3. Merge the datasets using Power Query transformations automatically scripted by Copilot.
4. Run the Planning Controls to generate a variance analysis, highlighting items exceeding the threshold.
5. Apply the company’s standard formatting from a template.
6. Generate a narrative summary using the Explainability Summaries and the analyst’s custom tone settings.
7. Email the final report to the distribution list via Outlook integration.
The entire process takes under ten minutes, down from six hours of manual work.
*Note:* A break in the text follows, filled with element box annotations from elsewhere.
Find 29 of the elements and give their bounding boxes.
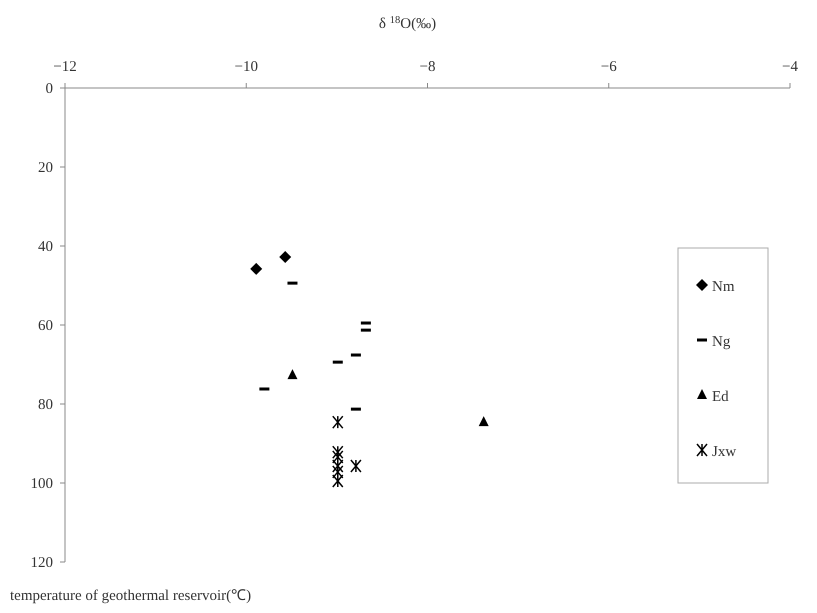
x-tick-label: −12 [53,59,77,75]
y-tick-label: 40 [38,239,53,255]
legend-label: Ng [712,334,731,350]
point [332,450,344,464]
point [332,415,344,429]
y-tick-label: 120 [30,555,53,571]
x-axis-title: δ $^{18}$O(‰) [378,14,436,32]
y-tick-label: 0 [46,81,53,97]
y-axis-title: temperature of geothermal reservoir(℃) [10,588,252,604]
point [478,416,489,426]
y-tick-label: 60 [38,318,53,334]
point [332,445,344,459]
point [350,459,362,473]
y-tick-label: 100 [30,476,53,492]
legend-label: Ed [712,389,730,405]
x-tick-label: −4 [782,59,798,75]
point [250,262,262,275]
x-tick-label: −10 [234,59,258,75]
x-tick-label: −8 [420,59,436,75]
point [279,251,292,264]
point [287,369,298,380]
legend-label: Jxw [712,444,736,460]
y-tick-label: 20 [38,160,53,176]
y-tick-label: 80 [38,397,53,413]
point [332,465,344,479]
point [332,459,344,473]
point [332,474,344,488]
legend-label: Nm [712,279,735,295]
x-tick-label: −6 [600,59,618,75]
When the CFO asks a follow-up question—“What drove the marketing variance in EMEA?”—the analyst can re-run the Skill with a filter for region and cost center, with full traceability showing that only SAP-sourced numbers were used.
Getting Started and Best Practices
For organizations eager to adopt these features, Microsoft recommends a phased rollout. Start by identifying five to ten high-value, repetitive analytical tasks. Have experienced Copilot users build initial Skills, then review them in a center of excellence before wider distribution. Use the audit trail to validate accuracy on a small dataset before scaling.
Training resources are available at the Microsoft 365 Copilot adoption hub, including video walkthroughs and sample Skills for common finance functions such as cash flow forecasting and intercompany eliminations. Partners like EY and PwC have already developed industry-specific Skill libraries for sectors like retail, healthcare, and manufacturing.
A note on performance: Skills that pull large datasets via Finance Data Connectors should leverage Excel’s Power Query and Data Model to avoid hitting worksheet row limits. Copilot will suggest such optimizations when you save a Skill, but manual review is prudent.
Looking Ahead
Microsoft’s roadmap indicates that by late 2026, Skills will gain the ability to call Power Automate flows directly, enabling actions like posting adjustments back to an ERP or triggering an approval process. Additionally, the company is exploring Copilot-generated Python scripts for advanced statistical analysis, with a private preview expected in Q3.
Competition is intensifying. Google is rumored to be integrating Gemini directly into Sheets with similar goal-seek and attribution features, while startups like Numerous.ai and Ajelix are gaining traction with vertical offerings. Yet, Excel’s billion-strong user base and deep integration with the Microsoft graph give Copilot a formidable data moat.
For Windows users, this update underscores Microsoft’s commitment to making Windows the premier platform for AI-augmented productivity. The native performance optimizations—GPU acceleration for scenario simulations, offline model training for Skills suggestions—leverage Windows 11 hardware and are not available on rival operating systems.
Conclusion
The June 2026 Copilot in Excel release marks a turning point from AI as a novelty to AI as a foundational tool for serious financial work. Reusable Skills, enterprise-grade data connectors, planning controls, and ironclad change attribution collectively address the trust, repeatability, and integration demands of finance teams. As one early tester put it, “Copilot just grew up.”
Organizations that invest time in building and curating Skills libraries stand to gain disproportionate productivity advantages. The coming months will test whether Microsoft’s vision of an AI-powered spreadsheet is secure enough for the C-suite and auditable enough for the regulators—but the initial signals are strong.